Doubiiu / CodeTalker

[CVPR 2023] CodeTalker: Speech-Driven 3D Facial Animation with Discrete Motion Prior
MIT License
537 stars 58 forks source link

Is it necessary for commenting out the self.padding_mode != 'zeros'? #29

Closed youngstu closed 10 months ago

youngstu commented 1 year ago

Is it necessary for commenting out the self.padding_mode != 'zeros'? It won't report an error without making any modifications. Will it affect model accuracy. Thanks.

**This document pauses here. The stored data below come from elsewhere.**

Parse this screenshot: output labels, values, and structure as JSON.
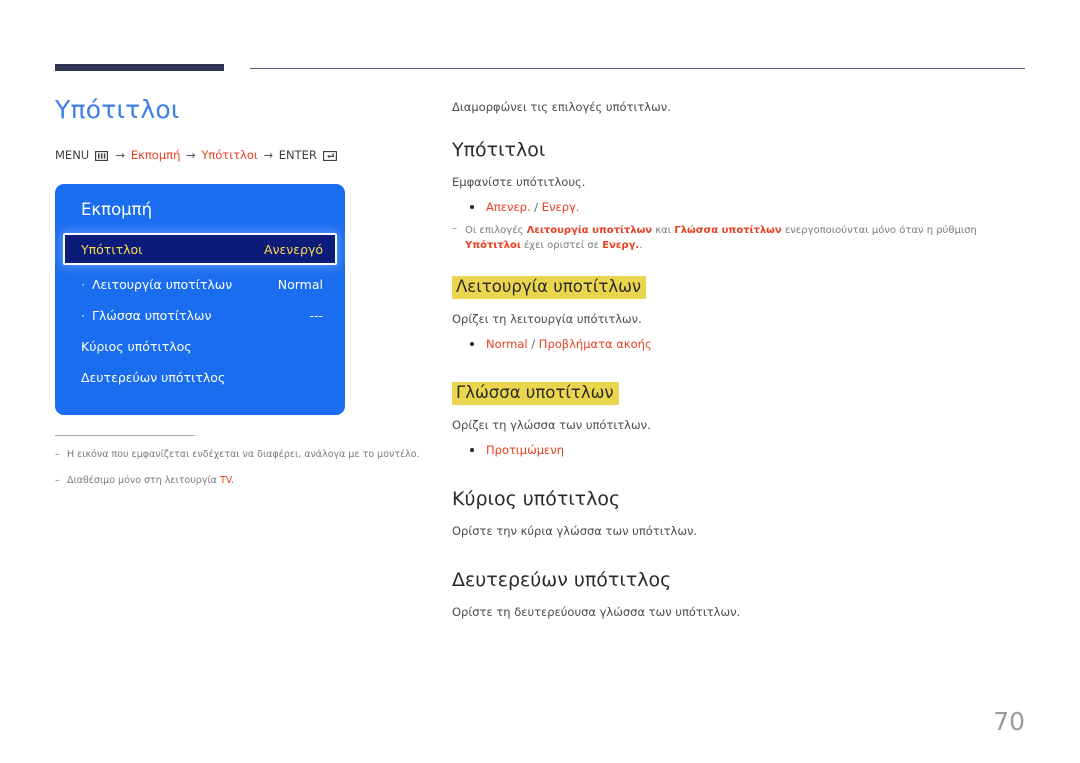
{
  "header": {
    "rule_thick_color": "#2f3552",
    "rule_thin_color": "#5d5f76"
  },
  "left": {
    "page_title": "Υπότιτλοι",
    "breadcrumb": {
      "menu_label": "MENU",
      "menu_icon": "menu-grid-icon",
      "arrow": "→",
      "item1": "Εκπομπή",
      "item2": "Υπότιτλοι",
      "enter_label": "ENTER",
      "enter_icon": "enter-key-icon"
    },
    "osd": {
      "title": "Εκπομπή",
      "rows": [
        {
          "label": "Υπότιτλοι",
          "value": "Ανενεργό",
          "selected": true,
          "sub": false
        },
        {
          "label": "Λειτουργία υποτίτλων",
          "value": "Normal",
          "selected": false,
          "sub": true
        },
        {
          "label": "Γλώσσα υποτίτλων",
          "value": "---",
          "selected": false,
          "sub": true
        },
        {
          "label": "Κύριος υπότιτλος",
          "value": "",
          "selected": false,
          "sub": false
        },
        {
          "label": "Δευτερεύων υπότιτλος",
          "value": "",
          "selected": false,
          "sub": false
        }
      ],
      "bg_color": "#1b6df0",
      "selected_bg_color": "#0c1d79",
      "selected_text_color": "#ffd74d"
    },
    "footnotes": [
      {
        "text": "Η εικόνα που εμφανίζεται ενδέχεται να διαφέρει, ανάλογα με το μοντέλο.",
        "highlight": ""
      },
      {
        "text_before": "Διαθέσιμο μόνο στη λειτουργία ",
        "highlight": "TV",
        "text_after": "."
      }
    ]
  },
  "right": {
    "intro": "Διαμορφώνει τις επιλογές υπότιτλων.",
    "sections": [
      {
        "title": "Υπότιτλοι",
        "highlighted": false,
        "body": "Εμφανίστε υπότιτλους.",
        "options": [
          {
            "a": "Απενερ.",
            "sep": " / ",
            "b": "Ενεργ."
          }
        ],
        "note": {
          "p1": "Οι επιλογές ",
          "h1": "Λειτουργία υποτίτλων",
          "p2": " και ",
          "h2": "Γλώσσα υποτίτλων",
          "p3": " ενεργοποιούνται μόνο όταν η ρύθμιση ",
          "h3": "Υπότιτλοι",
          "p4": " έχει οριστεί σε ",
          "h4": "Ενεργ.",
          "p5": "."
        }
      },
      {
        "title": "Λειτουργία υποτίτλων",
        "highlighted": true,
        "body": "Ορίζει τη λειτουργία υπότιτλων.",
        "options": [
          {
            "a": "Normal",
            "sep": " / ",
            "b": "Προβλήματα ακοής"
          }
        ]
      },
      {
        "title": "Γλώσσα υποτίτλων",
        "highlighted": true,
        "body": "Ορίζει τη γλώσσα των υπότιτλων.",
        "options": [
          {
            "a": "Προτιμώμενη",
            "sep": "",
            "b": ""
          }
        ]
      },
      {
        "title": "Κύριος υπότιτλος",
        "highlighted": false,
        "body": "Ορίστε την κύρια γλώσσα των υπότιτλων.",
        "options": []
      },
      {
        "title": "Δευτερεύων υπότιτλος",
        "highlighted": false,
        "body": "Ορίστε τη δευτερεύουσα γλώσσα των υπότιτλων.",
        "options": []
      }
    ]
  },
  "page_number": "70",
  "colors": {
    "title_blue": "#3d7eea",
    "accent_red": "#e8401f",
    "highlight_yellow": "#ead64e",
    "page_num_gray": "#9b9b9b"
  }
}
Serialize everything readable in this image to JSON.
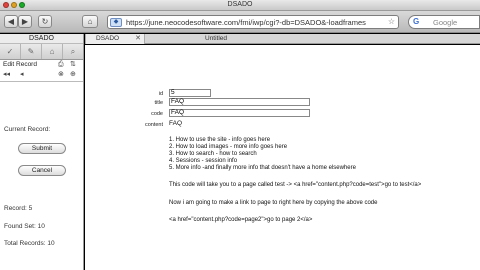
{
  "window": {
    "title": "DSADO"
  },
  "toolbar": {
    "back": "◀",
    "forward": "▶",
    "reload": "↻",
    "home": "⌂",
    "url": "https://june.neocodesoftware.com/fmi/iwp/cgi?-db=DSADO&-loadframes",
    "bookmark_star": "☆",
    "search_engine": "G",
    "search_placeholder": "Google"
  },
  "sidebar": {
    "title": "DSADO",
    "tools": [
      "✓",
      "✎",
      "⌂",
      "⌕"
    ],
    "edit_record": "Edit Record",
    "current_record_label": "Current Record:",
    "submit": "Submit",
    "cancel": "Cancel",
    "record": "Record: 5",
    "found_set": "Found Set: 10",
    "total_records": "Total Records: 10"
  },
  "tabs": [
    {
      "label": "DSADO"
    },
    {
      "label": "Untitled"
    }
  ],
  "form": {
    "fields": [
      {
        "label": "id",
        "value": "5"
      },
      {
        "label": "title",
        "value": "FAQ"
      },
      {
        "label": "code",
        "value": "FAQ"
      },
      {
        "label": "content",
        "value": "FAQ"
      }
    ],
    "content_lines": [
      "1. How to use the site - info goes here",
      "2. How to load images - more info goes here",
      "3. How to search - how to search",
      "4. Sessions - session info",
      "5. More info -and finally more info that doesn't have a home elsewhere",
      "This code will take you to a page called test -> <a href=\"content.php?code=test\">go to test</a>",
      "Now i am going to make a link to page to right here by copying the above code",
      "<a href=\"content.php?code=page2\">go to page 2</a>"
    ]
  },
  "colors": {
    "accent": "#3d6fd6",
    "chrome": "#c9c9c9"
  }
}
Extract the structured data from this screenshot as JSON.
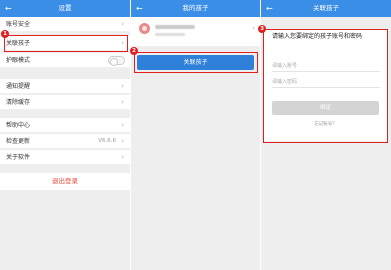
{
  "panel1": {
    "title": "设置",
    "back_icon": "arrow-left-icon",
    "items": [
      {
        "label": "账号安全"
      },
      {
        "label": "关联孩子"
      },
      {
        "label": "护眼模式"
      },
      {
        "label": "通知提醒"
      },
      {
        "label": "清除缓存"
      },
      {
        "label": "帮助中心"
      },
      {
        "label": "检查更新",
        "value": "V6.6.6"
      },
      {
        "label": "关于软件"
      }
    ],
    "logout": "退出登录",
    "badge": "1"
  },
  "panel2": {
    "title": "我的孩子",
    "button": "关联孩子",
    "badge": "2"
  },
  "panel3": {
    "title": "关联孩子",
    "form_title": "请输入您要绑定的孩子账号和密码",
    "account_placeholder": "请输入账号",
    "password_placeholder": "请输入密码",
    "submit": "绑定",
    "forgot": "忘记账号？",
    "badge": "3"
  },
  "colors": {
    "header_blue": "#3a8ee6",
    "button_blue": "#2f80d9",
    "highlight_red": "#e02020",
    "logout_red": "#e74c3c"
  }
}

IMPORTANT: Please make sure to modify the site-packages/torch/nn/modules/conv.py file by commenting out the self.padding_mode != 'zeros' line to allow for replicated padding for ConvTranspose1d as shown https://github.com/NVIDIA/tacotron2/issues/182.

youngstu commented 1 year ago

It looks that ConvTranspose1d not used and ConvTranspose1d padding mode wouldn't affect the model accuracy.

https://github.com/Doubiiu/CodeTalker/blob/e687bbe64bb3553d5653041a9d80a62eae593ebf/config/BIWI/stage2.yaml#L25

    if args.quant_factor == 0:
        self.expander.append(nn.Sequential(
                    nn.Conv1d(size,dim,5,stride=1,padding=2,
                                padding_mode='replicate'),
                    nn.LeakyReLU(self.args.neg, True),
                    nn.InstanceNorm1d(dim, affine=args.INaffine)
                            ))
    else:
        self.expander.append(nn.Sequential(
                    nn.ConvTranspose1d(size,dim,5,stride=2,padding=2,
                                        output_padding=1,
                                        padding_mode='replicate'),
                    nn.LeakyReLU(self.args.neg, True),
                    nn.InstanceNorm1d(dim, affine=args.INaffine)
                            ))  
aurelianocyp commented 10 months ago

have you solved the problem? I also have this question because there are many self.padding_mode != 'zeros' , I don't konw comment out which one.

Doubiiu commented 10 months ago

Yes. You do not need to comment it out if you just use the proposed model without modifying the architecture (It is required to comment it out when modifying P in the main paper, indicating compression ratio of features in the temporal axis).